In the photo above you can see that though the roof is metal, very little other things in the village are manufactured products. You never see empty plastic bags or water bottles on the ground. The fence is of sticks, the baskets of bamboo, water is carried in long tubes made from bamboo, snacks are carried in folded pieces of banana leaf, things are tied with a long splinter from bamboo. Children's and often men's clothes are store bought, but the older men wear at least a coat of the comfortable and beautiful cotton dyed black and woven on looms under the houses. Almost all clothes of the women are home made.
Tui pointed out a guy working with a saht and coke in the photo above. I'm not sure which ingredients he's mixing together to make gunpowder but I'd be willing to bet he isn't mixing all three of them at the same time. Saltpeter is probably readily available from manure, and charcoal is of course easy, I'm not sure where they get the sulfur.
Usually when arriving at a village I don't do much. It's already late afternoon, and when the sun goes down it's very night. My guide points me to my place usually furthest from the center of the sleeping platform, and I swallow my daily blood pressure and cholesterol pills, chased with a couple ibuprofen and lots of warm water from the kettle. The fatigue of walking is cumulative and I know that I'll need all the rest I can get. I mostly eat only the rice offered to me, leaving the meat. I can digest the rice easiest it provides me with the energy to burn the excess fuel I have in the form of fat. I'm positive any meat will be eaten by someone.
Left of me in the photo is one of the old style muskets with a pistol grip, they hold them far away from their face so as not to get singed from the flash of the powder.
The naiban was as Tui had promised charming. His wife gave me a gift of an embroidered pocket which I carry to this day. I have to say I've never met a naiban that didn't seem like a very decent man. The translation of naiban as "village chief" doesn't really do the title justice. The naiban isn't appointed, he's elected by everyone in the village. The naiban is the responsible person of final resort, for every single human being in the village, every one of which he has known his entire life. I'm not sure what other duties a naiban performs.
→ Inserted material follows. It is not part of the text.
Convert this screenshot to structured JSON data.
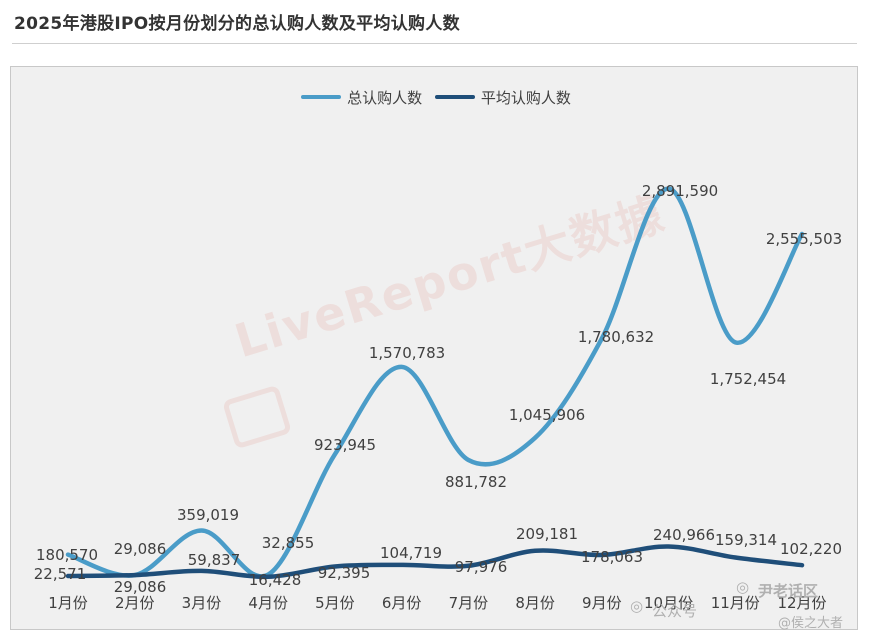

Sometimes the Naiban is the same man for years, other times it changes, lately maybe the government has some influence.
Above the naiban of Ban Nam Hee. On the left his oldest son and daughter in law, on the right his wife and youngest child, peeking from behind his back either his or his son's child. The naiban carried that kid constantly the whole time I was there. Notice the coat the naiban wears. The oldest wife has one breast bare as is the custom, it's also convenient for suckling the youngest son. Married women have bared breasts, a tradition which dies away after much contact with staring, photo taking, outsiders.
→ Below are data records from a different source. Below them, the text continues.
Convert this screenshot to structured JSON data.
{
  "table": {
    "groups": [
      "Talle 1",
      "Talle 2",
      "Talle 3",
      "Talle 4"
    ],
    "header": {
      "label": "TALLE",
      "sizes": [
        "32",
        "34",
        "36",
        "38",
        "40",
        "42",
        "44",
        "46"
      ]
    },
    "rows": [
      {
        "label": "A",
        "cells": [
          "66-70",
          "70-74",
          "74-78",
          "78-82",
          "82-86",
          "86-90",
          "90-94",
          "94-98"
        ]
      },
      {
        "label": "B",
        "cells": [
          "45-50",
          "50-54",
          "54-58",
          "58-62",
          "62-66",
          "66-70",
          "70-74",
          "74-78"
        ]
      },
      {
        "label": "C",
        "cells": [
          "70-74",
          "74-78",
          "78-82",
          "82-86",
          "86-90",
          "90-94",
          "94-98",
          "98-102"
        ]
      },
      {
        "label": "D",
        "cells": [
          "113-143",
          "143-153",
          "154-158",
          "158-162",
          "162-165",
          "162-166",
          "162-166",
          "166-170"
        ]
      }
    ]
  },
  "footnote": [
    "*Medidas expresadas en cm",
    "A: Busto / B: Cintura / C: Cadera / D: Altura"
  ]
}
Notice the boards forming the walls behind the family, they are cut with a "pah-ee-toe", the long knife that is used for everything, yet they are very flat and fit together tightly. The structural parts of the house are post and beam, the floor split bamboo. There is an open fire on a hearth of dirt and ashes, the smoke filters up and out the high roof.
Being naiban isn't all heavy responsibilities. From every wild deer or pig killed one front leg goes to the naiban and one leg goes to the house of the oldest man in the village. Also it seems of late the government gives one center fire rifle (SKS)to each head of the village. Maybe it's because the head of the village is also part of the government.
As I drifted in the minutes before sleep that evening listening to the low murmer of the talk in the household, in my mind I reviewed where we'd come from and where we were headed. The village is on no map, the river that bears the same name isn't either. I figured we were not too far from the hard surface banked road used by trucks headed from Thailand to China, maybe twenty kilometers or less as the crow flies. The next day somehow we'd turn towards the south and somewhere cross the Nam Fa on our way to Ban Jakune Mai.
Morning fog burning off in the valley, Ban Nam Hee still in shade.